Difal, o princípio da cooperação e os impactos na arrecadação da União
O livro propõe uma postura cooperativa do fisco, como sócio do contribuinte, com base na confiança e na busca por equilíbrio no sistema tributário.
quarta-feira, 25 de junho de 2025
Atualizado em 24 de junho de 2025 14:32
No livro "Por um Princípio da Cooperação no Direito Tributário" (editora Casa do Direito), que eu e o meu sócio Fabio Goldschmidt escrevemos em 2023, sustentamos que, para o melhor funcionamento do sistema tributário brasileiro, o fisco deveria adotar uma postura cooperativa - tal como um prestador de serviços - em face do contribuinte, na medida em que, na prática, de maneira geral, fisco e contribuinte podem ser tidos como sócios na percepção das riquezas geradas na atividade do contribuinte.
Para melhor compreender o argumento ali defendido, basta observar que, grosso modo, a União fica com 34% (alíquota nominal de IRPJ/CSL) sobre os resultados das empresas no regime do lucro real. Quanto mais lucrativa são essas empresas, maior é a arrecadação de IRPJ/CSL para União. Há, portanto, uma confluência de interesses, nesse particular, entre contribuinte e União. Por exemplo, a redução das despesas com tributos estaduais aumenta a arrecadação do governo Federal, em face das empresas submetidas ao regime do lucro real, as quais são responsáveis pela maior parte da arrecadação de imposto de renda1.
É nesse ponto que se torna pertinente o julgamento do Tema 1.266, a respeito da definição do momento em que o Difal - Diferencial de Alíquota de ICMS poderia ser cobrado, considerando a promulgação da LC 190, em 5/1/22.
A questão já foi examinada no julgamento das ADIns - Ações Diretas de Inconstitucionalidade 7.066, 7.070 e 7.078, quando se formou uma maioria de 6x5 para determinar que a cobrança do Difal poderia se iniciar em 5/4/22, em cumprimento à regra da anterioridade nonagesimal, afastando assim a anterioridade anual, como pretendiam os contribuintes.
No entanto, agora, no exame do Tema 1.266 da repercussão geral, a Suprema Corte (inclusive com nova composição com a chegada dos ministros Cristiano Zanin e Flávio Dino, que não participaram do julgamento das referidas ADIns) poderá avaliar, além do mérito, a questão da modulação de efeitos da decisão proferida naquelas ADIns, o que aguarda apreciação em sede dos embargos de declaração opostos naquele caso.

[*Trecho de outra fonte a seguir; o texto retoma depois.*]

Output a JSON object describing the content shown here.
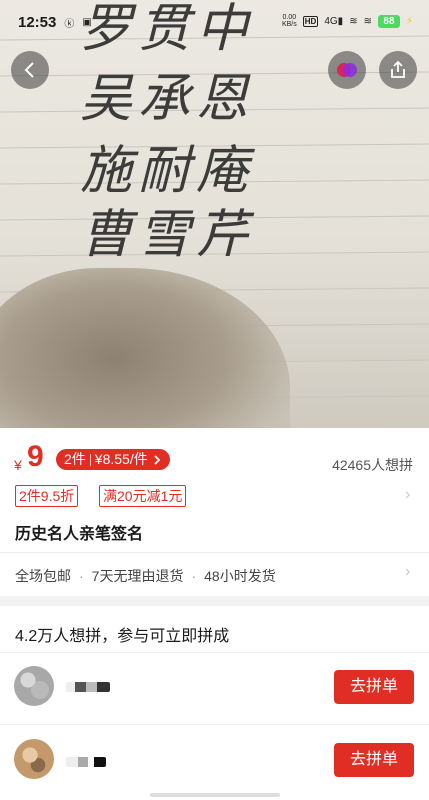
{
  "status_bar": {
    "time": "12:53",
    "net_speed_value": "0.00",
    "net_speed_unit": "KB/s",
    "hd": "HD",
    "signal": "4G",
    "battery": "88"
  },
  "hero": {
    "handwritten_names": [
      "罗贯中",
      "吴承恩",
      "施耐庵",
      "曹雪芹"
    ]
  },
  "product": {
    "currency": "¥",
    "price": "9",
    "bundle_qty": "2件",
    "bundle_price": "¥8.55/件",
    "want_count": "42465人想拼",
    "promo_tags": [
      "2件9.5折",
      "满20元减1元"
    ],
    "title": "历史名人亲笔签名",
    "services": [
      "全场包邮",
      "7天无理由退货",
      "48小时发货"
    ]
  },
  "group_buy": {
    "title": "4.2万人想拼，参与可立即拼成",
    "join_label": "去拼单"
  },
  "colors": {
    "accent": "#e02e24"
  },
  "icons": [
    "back-icon",
    "multi-color-icon",
    "share-icon",
    "chevron-right-icon"
  ]
}
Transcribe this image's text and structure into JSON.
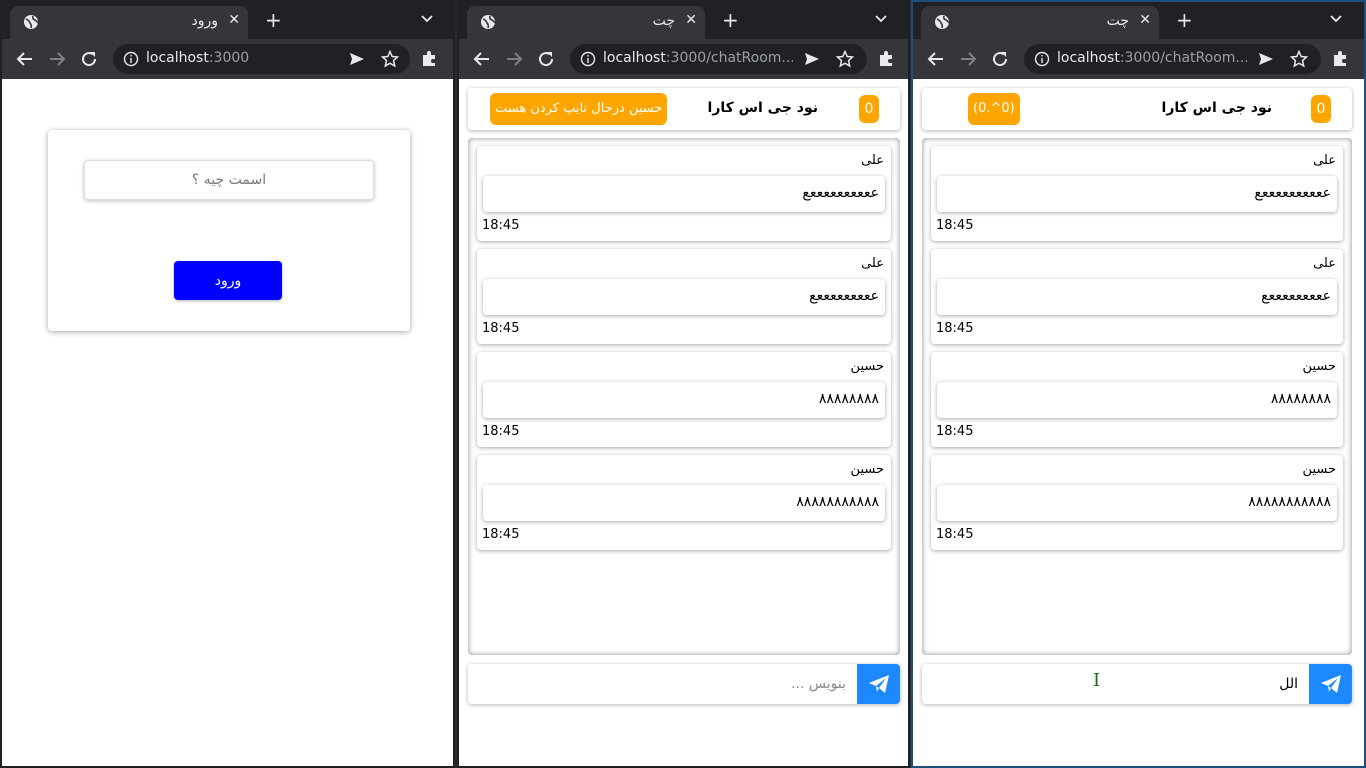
{
  "windows": [
    {
      "tab_title": "ورود",
      "url_host": "localhost",
      "url_rest": ":3000"
    },
    {
      "tab_title": "چت",
      "url_host": "localhost",
      "url_rest": ":3000/chatRoom...."
    },
    {
      "tab_title": "چت",
      "url_host": "localhost",
      "url_rest": ":3000/chatRoom...."
    }
  ],
  "login": {
    "name_placeholder": "اسمت چیه ؟",
    "login_button": "ورود"
  },
  "chat": {
    "online_count": "0",
    "room_title": "نود جی اس کارا",
    "typing_status": "حسین درحال تایپ کردن هست",
    "alt_status": "(0.^0)",
    "messages": [
      {
        "sender": "علی",
        "text": "ععععععععععع",
        "time": "18:45"
      },
      {
        "sender": "علی",
        "text": "عععععععععع",
        "time": "18:45"
      },
      {
        "sender": "حسین",
        "text": "۸۸۸۸۸۸۸۸",
        "time": "18:45"
      },
      {
        "sender": "حسین",
        "text": "۸۸۸۸۸۸۸۸۸۸۸",
        "time": "18:45"
      }
    ],
    "input_placeholder": "بنویس ...",
    "input_value_window3": "الل"
  },
  "colors": {
    "accent_orange": "#ffa500",
    "login_button_blue": "#0000ff",
    "send_button_blue": "#1e88ff"
  }
}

A questão se torna bastante sensível (i) para as grandes varejistas que, de maneira geral, não colocaram no preço o DIFAL, em 2022 (em um cenário pós-pandemia) e, assim, não têm como reaver tais valores, dada a impossibilidade de reconfigurar o preço das operações já realizadas, nem restituir os valores pagos de DIFAL sem a autorização dos respectivos clientes, conforme o art. 166 do CTN, (ii) para os Estados, que alegam que o valor total da arrecadação de DIFAL de abril a dezembro de 2022 seria da ordem de R$ 10 bilhões2, e, o que se pretende destacar aqui, (iii) para a União, cuja arrecadação poderia ser aumentada em aproximadamente R$ 3,4 bilhões (se o referido cálculo dos Estados estiver correto), com a modulação dos efeitos da decisão proferida pelo STF nas ADIns, de modo a proteger os contribuintes que confiaram na própria União e ajuizaram ações sobre o tema, buscando se proteger de cobranças indevidas de DIFAL no ano de 2022.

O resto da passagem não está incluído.